Anyone have experience with StableDiffusion on Linux with AMD and NVIDIA?

abcdqfr@lemmy.world · edit-2 5 months ago

Anyone have experience with StableDiffusion on Linux with AMD and NVIDIA?

wewbull · 5 months ago

My experience is that AMDs virtual memory system for VRAM is buggy and those bugs cause kernel crashes. A few tips:

If running both cards is overstressing your PSU you might be suffering from voltage drops when your GPU draws maximum power. I was able to run games absolutely fine on my previous PSU, but running diffusion models caused it to collapse. Try just a single card to see if it helps stability.
Make sure your kernel is as recent as possible. There have been a number of fixes in the 6.x series, and I have seen stability go up. Remember: docker images still use your host OS kernel.
If you can, disable the desktop (e.g. systemctl isolate multi-user.target, and run the web gui over the network to another machine. If you’re running ComfyUI, that means adding --listen to the command line options. It’s normally the desktop environment that causes the crashes when it tries to access something in VRAM that has been swapped to normal RAM to make room for your models. Giving the whole GPU to the one task boosts stability massively. It’s not the desktop environment’s fault. The GPU driver should handle the situation.
When you get a crash, often it’s just that the GPU has crashed and not the machine (Won’t be true of a power supply issue). sshing in and shutting down cleanly can save your filesystems the trauma of a hard reboot. If you don’t have another machine, grab a ssh client for your phone like Juice SSH on android. (Not affiliated. It just works for me)
Using rocm-smi to reset the card after a crash might bring things back, but not always. Obviously you have to do this over the network as your display has gone.
Be aware of your VRAM usage (amdgpu_top) and try to avoid overcommitting it. It sucks, but if you can avoid swapping VRAM everything goes better. Low memory modes on the tools can help. ComfyUI has --low-vram for example and it more aggressively removes things from VRAM when it’s finished using them. Slows down generations a bit, but better than crashing.
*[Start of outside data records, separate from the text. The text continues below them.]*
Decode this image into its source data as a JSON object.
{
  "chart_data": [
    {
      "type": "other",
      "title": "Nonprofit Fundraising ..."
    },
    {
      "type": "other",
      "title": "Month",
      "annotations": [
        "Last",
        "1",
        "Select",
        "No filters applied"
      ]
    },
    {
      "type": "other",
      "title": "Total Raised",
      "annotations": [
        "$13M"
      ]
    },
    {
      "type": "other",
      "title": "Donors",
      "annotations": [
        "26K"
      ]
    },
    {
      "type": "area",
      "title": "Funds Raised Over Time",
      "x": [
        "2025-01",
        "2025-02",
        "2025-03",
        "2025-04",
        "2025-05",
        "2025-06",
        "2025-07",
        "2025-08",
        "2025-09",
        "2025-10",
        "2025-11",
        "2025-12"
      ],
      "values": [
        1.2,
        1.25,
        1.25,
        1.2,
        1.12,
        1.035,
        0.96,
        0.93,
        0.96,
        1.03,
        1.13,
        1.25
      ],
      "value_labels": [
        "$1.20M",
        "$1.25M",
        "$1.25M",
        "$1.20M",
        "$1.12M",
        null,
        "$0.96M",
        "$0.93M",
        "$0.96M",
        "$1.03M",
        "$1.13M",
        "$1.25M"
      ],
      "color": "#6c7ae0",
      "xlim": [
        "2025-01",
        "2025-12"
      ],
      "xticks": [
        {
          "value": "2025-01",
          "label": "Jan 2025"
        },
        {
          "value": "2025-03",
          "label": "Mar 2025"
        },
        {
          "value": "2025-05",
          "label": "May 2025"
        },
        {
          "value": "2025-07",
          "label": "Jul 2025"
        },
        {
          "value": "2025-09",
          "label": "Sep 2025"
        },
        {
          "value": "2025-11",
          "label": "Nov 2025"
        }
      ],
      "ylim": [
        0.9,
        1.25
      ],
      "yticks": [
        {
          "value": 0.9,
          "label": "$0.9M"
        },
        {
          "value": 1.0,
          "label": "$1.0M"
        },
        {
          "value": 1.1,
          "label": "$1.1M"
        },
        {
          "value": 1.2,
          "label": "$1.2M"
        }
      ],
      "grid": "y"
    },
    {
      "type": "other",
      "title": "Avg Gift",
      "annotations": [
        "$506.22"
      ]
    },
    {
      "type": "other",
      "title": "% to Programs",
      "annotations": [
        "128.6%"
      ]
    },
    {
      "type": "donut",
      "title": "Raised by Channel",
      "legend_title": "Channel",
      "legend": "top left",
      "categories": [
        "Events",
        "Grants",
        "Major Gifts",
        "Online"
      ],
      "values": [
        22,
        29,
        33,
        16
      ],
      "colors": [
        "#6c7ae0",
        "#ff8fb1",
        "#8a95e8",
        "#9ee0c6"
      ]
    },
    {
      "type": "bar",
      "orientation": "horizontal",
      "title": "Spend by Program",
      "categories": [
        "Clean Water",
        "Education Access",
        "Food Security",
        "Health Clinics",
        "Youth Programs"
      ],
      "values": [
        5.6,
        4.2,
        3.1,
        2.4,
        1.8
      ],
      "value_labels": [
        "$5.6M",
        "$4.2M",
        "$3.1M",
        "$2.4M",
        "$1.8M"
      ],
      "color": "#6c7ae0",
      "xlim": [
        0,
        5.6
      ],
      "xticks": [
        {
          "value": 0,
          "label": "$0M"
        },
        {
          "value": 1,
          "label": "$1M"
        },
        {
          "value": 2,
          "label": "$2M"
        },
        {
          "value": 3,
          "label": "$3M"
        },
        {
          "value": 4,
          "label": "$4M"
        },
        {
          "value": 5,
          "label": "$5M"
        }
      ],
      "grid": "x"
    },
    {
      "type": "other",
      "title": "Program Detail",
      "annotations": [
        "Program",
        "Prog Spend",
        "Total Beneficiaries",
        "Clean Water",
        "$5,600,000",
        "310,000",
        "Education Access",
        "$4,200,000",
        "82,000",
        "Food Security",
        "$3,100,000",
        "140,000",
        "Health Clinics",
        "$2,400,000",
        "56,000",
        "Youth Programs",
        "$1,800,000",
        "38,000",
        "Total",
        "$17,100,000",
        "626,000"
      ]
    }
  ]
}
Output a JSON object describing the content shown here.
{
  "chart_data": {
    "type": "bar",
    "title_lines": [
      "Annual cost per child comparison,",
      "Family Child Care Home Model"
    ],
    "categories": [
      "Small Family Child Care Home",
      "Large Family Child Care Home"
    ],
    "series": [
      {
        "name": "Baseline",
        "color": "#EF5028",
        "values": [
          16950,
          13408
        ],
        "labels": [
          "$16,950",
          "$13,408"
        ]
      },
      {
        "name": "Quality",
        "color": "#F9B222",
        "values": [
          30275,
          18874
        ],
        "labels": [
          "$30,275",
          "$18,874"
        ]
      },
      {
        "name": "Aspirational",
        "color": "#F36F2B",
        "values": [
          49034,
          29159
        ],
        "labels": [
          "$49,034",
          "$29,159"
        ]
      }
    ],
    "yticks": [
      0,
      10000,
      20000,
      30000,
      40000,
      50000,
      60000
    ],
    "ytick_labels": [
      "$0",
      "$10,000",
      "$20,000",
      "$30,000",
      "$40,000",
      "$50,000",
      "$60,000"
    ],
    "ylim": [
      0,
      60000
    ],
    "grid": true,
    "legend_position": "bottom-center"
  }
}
With this I’ve been running SDXL on a 8GB RX7600 pretty successfully (~1s per iteration). I’ve been thinking about upgrading but I think I’ll wait for the RX8000 series now. It’s possible the underlying problem is something with the GPU hardware as AMD are definitely improving things with software changes, but not solving it once and for all. I’m also hopeful that they will upgrade the VRAM across the range. The 16GB 7600XT says to me that they know <16GB isn’t practical anymore, so the high-end also has to go up, right?